Biotech venture investments registered a fourth consecutive quarterly decline in the third quarter, and a third consecutive dip in the number of financings, an analysis of global data from EvaluatePharma finds.
These seemingly worrying trends are far from the complete picture, however. The $1.63bn raised is the second-largest third-quarter of the past 10 years – behind the record-breaking 2015 – and venture firms continue to amass substantial new funds. The sector is settling into its post-boom life, and big rounds are keeping the totals afloat (see tables below).
Despite a downward trajectory to the topline measures displayed above, it should be remembered that this is a sector that remains well capitalized. The data in this analysis include only companies developing human therapeutics – diagnostics and medtech are excluded, for example – and relate to all regions where information is readily available.
Venture firms made the most of the boom by raising new funds where they could, and many are still actively investing. Only yesterday Sofinnova raised its biggest biotech-only fund to date, closing it at $650m, $100m more than it was initially targeting.
There are worrying signals for start-ups and their investors, of course, including less buoyant stock market conditions and mounting nervousness as the US presidential election approaches. Overall, however, few could argue that this is struggling sector, even if it is finding its new shape as the biotech boom fizzles out.
This shape seems to show an intensifying trend towards fewer but larger rounds. As the table below shows, there have already been more $100m+ rounds so far this year than in the whole of 2014, and almost as many $50m+ rounds. Clearly 2015 is an outlier, on many measures, so the huge totals reached last year cannot really be considered a fair comparison on an ongoing basis.
What is interesting, however, is that the average raised per round this year is on a par with 2015. This is solely down to the substantial drop in the number of financings being arranged.

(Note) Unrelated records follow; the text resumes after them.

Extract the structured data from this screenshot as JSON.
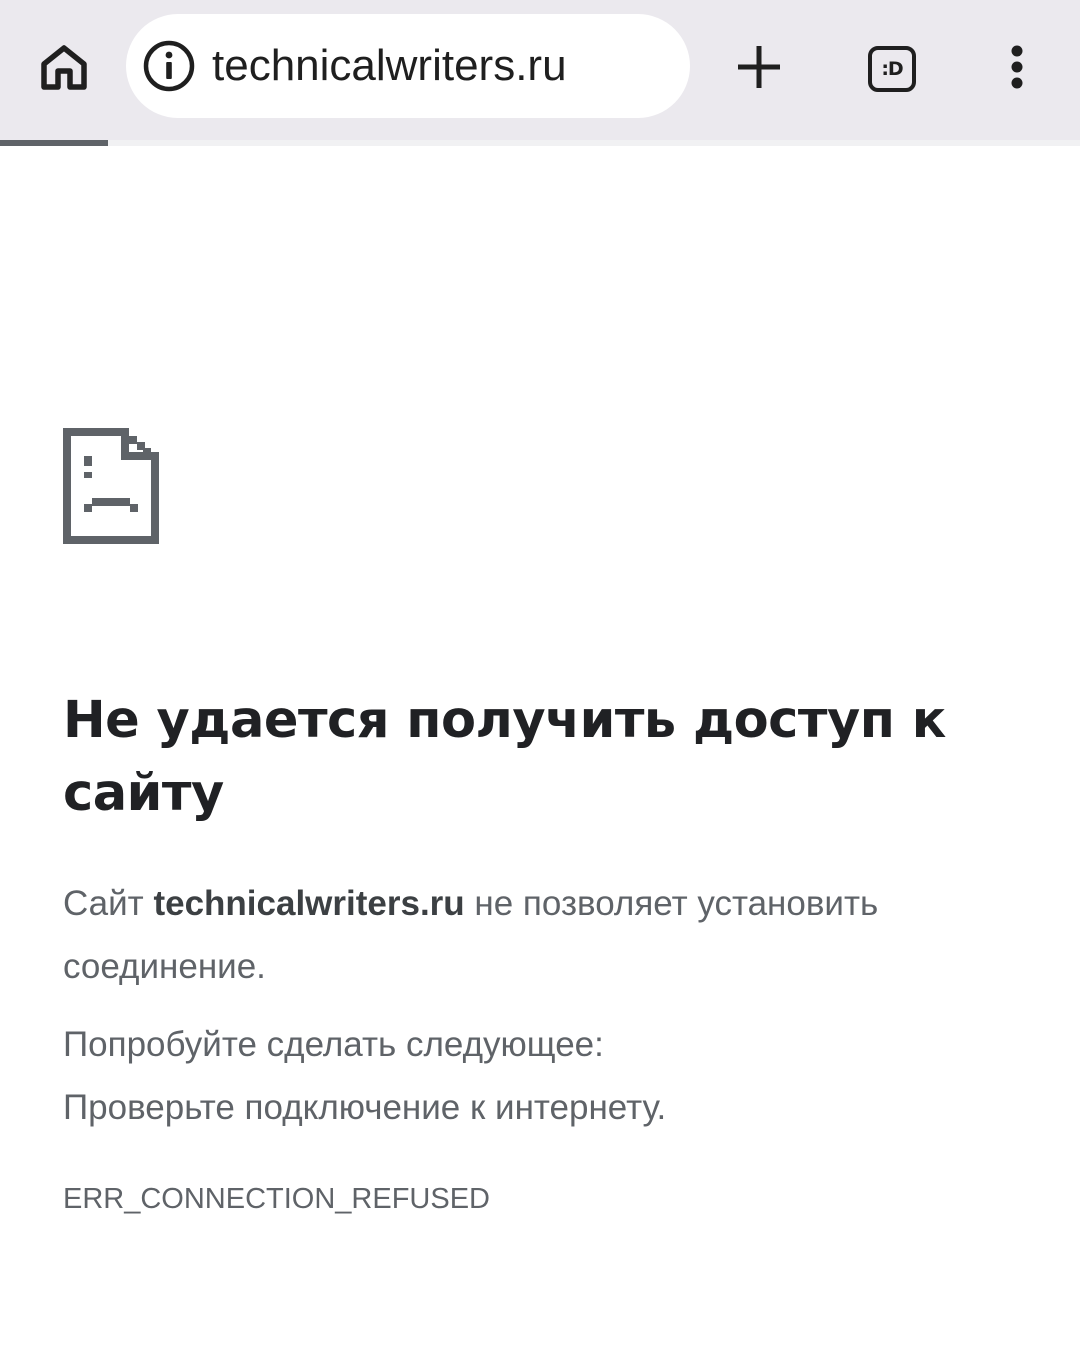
{
  "toolbar": {
    "url": "technicalwriters.ru",
    "tabs_icon_text": ":D",
    "load_progress": 0.1
  },
  "error": {
    "title": "Не удается получить доступ к сайту",
    "desc_prefix": "Сайт ",
    "desc_host": "technicalwriters.ru",
    "desc_suffix": " не позволяет установить соединение.",
    "suggest_heading": "Попробуйте сделать следующее:",
    "suggestions": [
      "Проверьте подключение к интернету."
    ],
    "code": "ERR_CONNECTION_REFUSED"
  },
  "icons": {
    "home": "home-icon",
    "info": "info-icon",
    "new_tab": "plus-icon",
    "tabs": "tab-switcher-icon",
    "menu": "more-vert-icon",
    "error": "sad-page-icon"
  },
  "colors": {
    "toolbar_bg": "#ebe9ee",
    "title": "#202124",
    "body_text": "#5f6368",
    "progress": "#5f6368"
  }
}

This year has seen two huge rounds in the Moderna and Intarcia fund-raisings, of $415m and $215m respectively. And Denali’s $130m haul is more impressive considering that it raised $217m only last year in a series A, and that it is working in the CNS field (Denali lets Rip with biggest funding round, August 26, 2016)
Moderna’s fundraising ranks as the biggest ever venture round, and could grow even larger with future closings.
Over the past few years many of these larger rounds were essentially pre-IPO raises, with the entry of crossover funds playing a big role in swelling the pot last year. However, with the markets less receptive to new issues, these types of investors have largely exited this sector.
Speculation abounds about whether Moderna and Intarcia will ever float – neither has issued firm intentions to do so – but if positive clinical data emerge for the former, and the latter achieves commercial success, the prospect will surely grow.
Either way, the absence of crossover funds should have meant the average amount raised per round dropped this year. That this has not happened demonstrates how rounds are generally getting bigger, even when a start-up is not heading directly for flotation.
These days venture firms clearly prefer to be investing within a large, strong syndicate, and to provide a new company with access to sufficient capital to reach proof of concept or some other pre-determined milestone. The advantages to this, from the investor’s perspective, are clear.
However, this presumably means that there is an ever-growing rump of early-stage or too-high risk propositions failing to get financed. If capital is being invested more wisely – the duds simply never seeing light of day – this trend should not carry long-term implications for the innovative health of the sector. Unfortunately, this theory is probably far too optimistic.